A big payoff for an easy job, even if it stretches the law to the breaking point? Too good to be true? Of course it is. And what makes it even worse for P.I. Varian Pike is that he has a new partner, a young fast-talking, Walt Whitman quoting, Samurai loving, doo-wop singing ex-con Ronnie Hayes aka Fly who is also a member of the notorious Vagabond Jesters. Asked to steal x-rated photos from a tabloid reporter, Pike lets Fly handle the break-in. But it is a set up. No sexy pictures. Just the body of a dead reporter inside the house. And the sound of rapidly approaching sirens. Pike has often played loose with the rules, but not like this. He doesn’t have much of a code, especially one as elaborate as the Samurai code, but he just won’t turn his back on a friend or a partner. Pike goes to extremes to keep Fly out of jail and to answer two big questions: Who wanted the writer for Top Secret dead? And who wanted to set Varian Pike up to take the fall?

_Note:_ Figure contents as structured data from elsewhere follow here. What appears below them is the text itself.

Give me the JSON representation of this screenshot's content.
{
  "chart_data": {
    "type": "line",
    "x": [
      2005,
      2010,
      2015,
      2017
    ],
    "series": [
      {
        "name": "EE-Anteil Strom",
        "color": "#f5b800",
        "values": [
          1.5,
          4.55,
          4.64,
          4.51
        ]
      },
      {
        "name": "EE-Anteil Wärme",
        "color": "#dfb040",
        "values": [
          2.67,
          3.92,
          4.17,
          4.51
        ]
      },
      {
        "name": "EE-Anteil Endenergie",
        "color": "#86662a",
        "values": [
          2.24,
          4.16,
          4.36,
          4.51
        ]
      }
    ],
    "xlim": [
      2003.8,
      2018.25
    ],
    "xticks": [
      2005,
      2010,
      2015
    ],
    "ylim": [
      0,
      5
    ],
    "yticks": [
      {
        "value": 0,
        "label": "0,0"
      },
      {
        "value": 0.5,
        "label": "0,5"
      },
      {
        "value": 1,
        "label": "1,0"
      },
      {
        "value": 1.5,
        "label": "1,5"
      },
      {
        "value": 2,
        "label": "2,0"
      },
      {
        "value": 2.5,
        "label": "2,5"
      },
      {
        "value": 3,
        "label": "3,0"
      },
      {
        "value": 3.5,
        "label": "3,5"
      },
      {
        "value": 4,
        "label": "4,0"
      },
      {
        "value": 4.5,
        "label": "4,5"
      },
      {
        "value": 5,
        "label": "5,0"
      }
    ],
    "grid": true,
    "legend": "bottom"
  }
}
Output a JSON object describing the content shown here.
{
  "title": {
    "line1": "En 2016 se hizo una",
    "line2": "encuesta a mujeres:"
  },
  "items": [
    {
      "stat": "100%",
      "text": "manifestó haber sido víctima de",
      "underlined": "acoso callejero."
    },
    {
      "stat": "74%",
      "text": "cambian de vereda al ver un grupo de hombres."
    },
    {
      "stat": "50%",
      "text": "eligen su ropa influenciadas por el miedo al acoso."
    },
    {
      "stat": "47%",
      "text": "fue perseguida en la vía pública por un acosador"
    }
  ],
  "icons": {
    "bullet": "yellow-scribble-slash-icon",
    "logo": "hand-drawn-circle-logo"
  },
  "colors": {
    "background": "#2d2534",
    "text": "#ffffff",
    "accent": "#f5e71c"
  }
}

As Pike begins to dig, the trail leads to a secretive investment company that claims consistently unrealistic returns. Pike suspects that the reporter was killed because he had uncovered something like a Ponzi scheme. Instead he finds an investor with a legitimate scheme for beating the market who desperately wants to protect his brilliant idea. Already entangled with the mob, he can’t risk public exposure.
Caught between the investor and his army and his mob-connected allies, Pike and Fly dance a dangerous dance trying to avoid them. And then there are the cops led by a corrupt detective who wants Fly to fry for murder. It seems that everybody wants Fly to take the fall. And for Varian to die. Bodies begin to add up.
After some clever maneuvers Pike figures out how to pit his enemies against each other. The result is the “Greenwich Massacre” that he engineers with some help from the Vagabond Jesters. Just when it seems like the story is over with Pike and Fly and the Jesters out of danger and free of threats, two Jesters tell Pike that Fly has been kidnapped by a gangster who blames Pike for costing him a lot of money. He uses Fly to lure Pike into a trap. Pike manages to rescue Fly and take care of his enemies. Pike creates a plausible enough story to keep the police at bay. Fly decides that it is time to live out his dream and head for the West Coast where “a new scene is happening.” Pike finds that he has just about used up all his markers in town and heads west himself, but with no real destination. He ends up in the middle of Ohio staring at an empty road.